Printing of money transfers assets from the people who currently hold them to the people who print the money. I am not saying that's a good thing, just observing what happens. My view is that it's a bad thing, especially since those with the printing presses are not too reliable [being a democratically elected mob-rule kleptocracy - dictators lack even the merit of a lot of people being in favour of theft]. It's important to accept certain facts of life, not as being right or wrong, but just are. Printing money is asset transfer to the printing people. I know you know this to be true.

Price stability is considered by many to be the vital aspect of a fiat currency because that's the way to retain confidence in it as a store of value and to make it a measuring stick to value a vast range of human activity and natural resources. If a measuring stick is like one of Dali's melting watches, morphing in shape, or an elephant with incredibly long legs, one never knows where one stands.

Printing money can maintain a constant value by increasing the number of fiat units when the size of the pie is increasing and there are more and more units of stuff to be valued and transacted and people.

Also, if productivity is increasing and more and more can be produced for less and less cost, prices would fall. Printing money can avoid deflation, which a lot of people don't like. Assets can be transferred to the money printers without anyone noticing, because prices are stable [when they would otherwise be falling]. Again, I am not saying that asset transfer is a good thing, just is. I am not saying that price stability as an avoidance of human deflationary productivity is a good thing, it just is.

People stashing a lot of money in mattresses isn't a good thing because those are promises being stacked and a vast stack of promises cannot be kept. It's important not to have too many unbackable promises in a community. Paper money [or pixel money] is NOT a reliable store of value. It's just a piece of paper. When too many people have a big stash of cash, then they get the wind up, they will cause hyperinflation when they all pull it out and try to redeem the promise made to them simultaneously.

By printing, their stashes can be stolen by inflating them away, spirited away by quantum tunnelling, right through the walls of the house and the mattress, without disturbing the bed.

When prices are falling, people are encouraged to stash cash. If inflation is burbling along, they are discouraged from holding excessive cash. Governments [the money printers] can steal from savers to fund essential government services such as bankruptcy proceedings and police [to defend assets which will otherwise be stolen]. Savers are the only ones who can be stolen from without active force [taxation and other feather plucking from golden geese causes too much squawking and commotion - taxation by stealth is like a swan paddling along the surface of water; smooth as silk viewed from above but going like hell underneath].

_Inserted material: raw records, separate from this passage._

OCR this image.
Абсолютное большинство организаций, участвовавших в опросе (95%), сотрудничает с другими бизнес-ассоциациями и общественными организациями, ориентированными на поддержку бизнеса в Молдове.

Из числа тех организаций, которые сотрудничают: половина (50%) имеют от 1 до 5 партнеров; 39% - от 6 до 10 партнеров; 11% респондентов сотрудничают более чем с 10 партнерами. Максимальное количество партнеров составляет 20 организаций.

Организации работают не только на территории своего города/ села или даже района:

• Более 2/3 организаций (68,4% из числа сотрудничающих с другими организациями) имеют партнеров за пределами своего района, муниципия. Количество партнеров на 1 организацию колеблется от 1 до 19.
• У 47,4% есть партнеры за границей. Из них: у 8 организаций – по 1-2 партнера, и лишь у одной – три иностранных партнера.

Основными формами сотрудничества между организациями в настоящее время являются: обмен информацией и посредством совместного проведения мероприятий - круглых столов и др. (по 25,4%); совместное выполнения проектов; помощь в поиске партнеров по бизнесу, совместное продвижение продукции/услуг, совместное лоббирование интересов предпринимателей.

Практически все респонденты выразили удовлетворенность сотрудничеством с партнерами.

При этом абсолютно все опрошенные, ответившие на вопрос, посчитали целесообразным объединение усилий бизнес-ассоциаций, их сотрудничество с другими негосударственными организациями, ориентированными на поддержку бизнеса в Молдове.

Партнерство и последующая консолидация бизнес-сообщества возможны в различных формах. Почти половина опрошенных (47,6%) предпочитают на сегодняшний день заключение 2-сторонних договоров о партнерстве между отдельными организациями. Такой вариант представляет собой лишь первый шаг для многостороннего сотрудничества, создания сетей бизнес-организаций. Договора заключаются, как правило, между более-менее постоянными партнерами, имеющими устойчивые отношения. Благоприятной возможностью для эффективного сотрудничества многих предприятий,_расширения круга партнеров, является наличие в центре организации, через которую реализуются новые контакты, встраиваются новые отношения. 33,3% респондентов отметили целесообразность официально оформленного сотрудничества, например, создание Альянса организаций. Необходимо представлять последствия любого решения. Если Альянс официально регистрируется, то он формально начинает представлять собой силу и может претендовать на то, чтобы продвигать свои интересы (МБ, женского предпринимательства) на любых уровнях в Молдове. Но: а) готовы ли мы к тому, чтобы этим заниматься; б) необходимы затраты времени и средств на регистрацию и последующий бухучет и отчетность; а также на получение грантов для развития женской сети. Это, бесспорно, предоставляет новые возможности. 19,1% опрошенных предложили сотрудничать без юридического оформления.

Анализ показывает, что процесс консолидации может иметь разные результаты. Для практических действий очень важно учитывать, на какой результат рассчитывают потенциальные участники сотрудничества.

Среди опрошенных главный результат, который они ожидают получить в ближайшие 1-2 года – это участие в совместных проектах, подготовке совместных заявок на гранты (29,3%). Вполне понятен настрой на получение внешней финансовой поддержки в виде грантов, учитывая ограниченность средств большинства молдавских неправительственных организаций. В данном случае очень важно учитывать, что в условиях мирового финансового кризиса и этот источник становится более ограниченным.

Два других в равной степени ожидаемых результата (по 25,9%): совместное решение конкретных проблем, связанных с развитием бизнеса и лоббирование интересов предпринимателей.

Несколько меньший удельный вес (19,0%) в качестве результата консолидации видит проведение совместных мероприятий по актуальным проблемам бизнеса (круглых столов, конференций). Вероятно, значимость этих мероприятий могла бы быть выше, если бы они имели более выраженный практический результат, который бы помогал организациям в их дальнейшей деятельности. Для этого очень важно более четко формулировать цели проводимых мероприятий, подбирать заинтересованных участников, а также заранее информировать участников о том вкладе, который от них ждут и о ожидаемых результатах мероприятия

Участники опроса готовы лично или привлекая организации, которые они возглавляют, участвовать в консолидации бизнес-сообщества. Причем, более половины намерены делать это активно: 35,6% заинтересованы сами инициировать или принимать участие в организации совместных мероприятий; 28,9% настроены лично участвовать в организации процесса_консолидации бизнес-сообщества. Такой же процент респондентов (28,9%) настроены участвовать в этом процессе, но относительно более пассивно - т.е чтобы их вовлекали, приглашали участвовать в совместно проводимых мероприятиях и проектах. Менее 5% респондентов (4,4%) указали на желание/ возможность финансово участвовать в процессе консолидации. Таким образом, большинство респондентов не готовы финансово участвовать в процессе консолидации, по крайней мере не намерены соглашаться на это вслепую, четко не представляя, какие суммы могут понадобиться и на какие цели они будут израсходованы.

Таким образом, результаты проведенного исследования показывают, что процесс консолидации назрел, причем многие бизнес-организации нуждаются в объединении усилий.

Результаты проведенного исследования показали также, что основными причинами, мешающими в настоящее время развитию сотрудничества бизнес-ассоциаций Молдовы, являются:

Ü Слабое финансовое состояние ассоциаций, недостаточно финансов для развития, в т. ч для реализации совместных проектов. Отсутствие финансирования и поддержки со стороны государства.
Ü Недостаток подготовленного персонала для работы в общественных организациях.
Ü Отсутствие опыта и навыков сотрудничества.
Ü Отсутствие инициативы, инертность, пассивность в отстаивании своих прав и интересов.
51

So, now you can see that I was right, not wrong. Which is, I reaffirm, not to say that I agree with the process taken to extremes, but certainly to the extent that our great and admirable idol, Uncle Al, KBE, has done.

He has printed to perfection. Give or take a $billion or two. Which is an amazing achievement given the fact that it's an infinitely variable world and predicting mob behaviour, especially in financial manias of irrational exuberance, is notably difficult.

The point for we investors is to know that the printers will print and these processes will proceed. That just is what happens. You might not like it and might think there's a better way, that just as the the day has dawned, it will be. There are consequences. Being in the right position BEFORE those consequences are recognized is a good idea, with watchful waiting to ensure that the processes are indeed proceeding on plan and retreat and regrouping isn't a better idea.

I had to do an unseemly retreat and regrouping following the Globalstar debacle and the far greater crunching of market miscreants than I expected would be required to tidy up the market [me turning out to also be a miscreant which I fortunately recognized before the headmaster got the cane out - made myself scarce].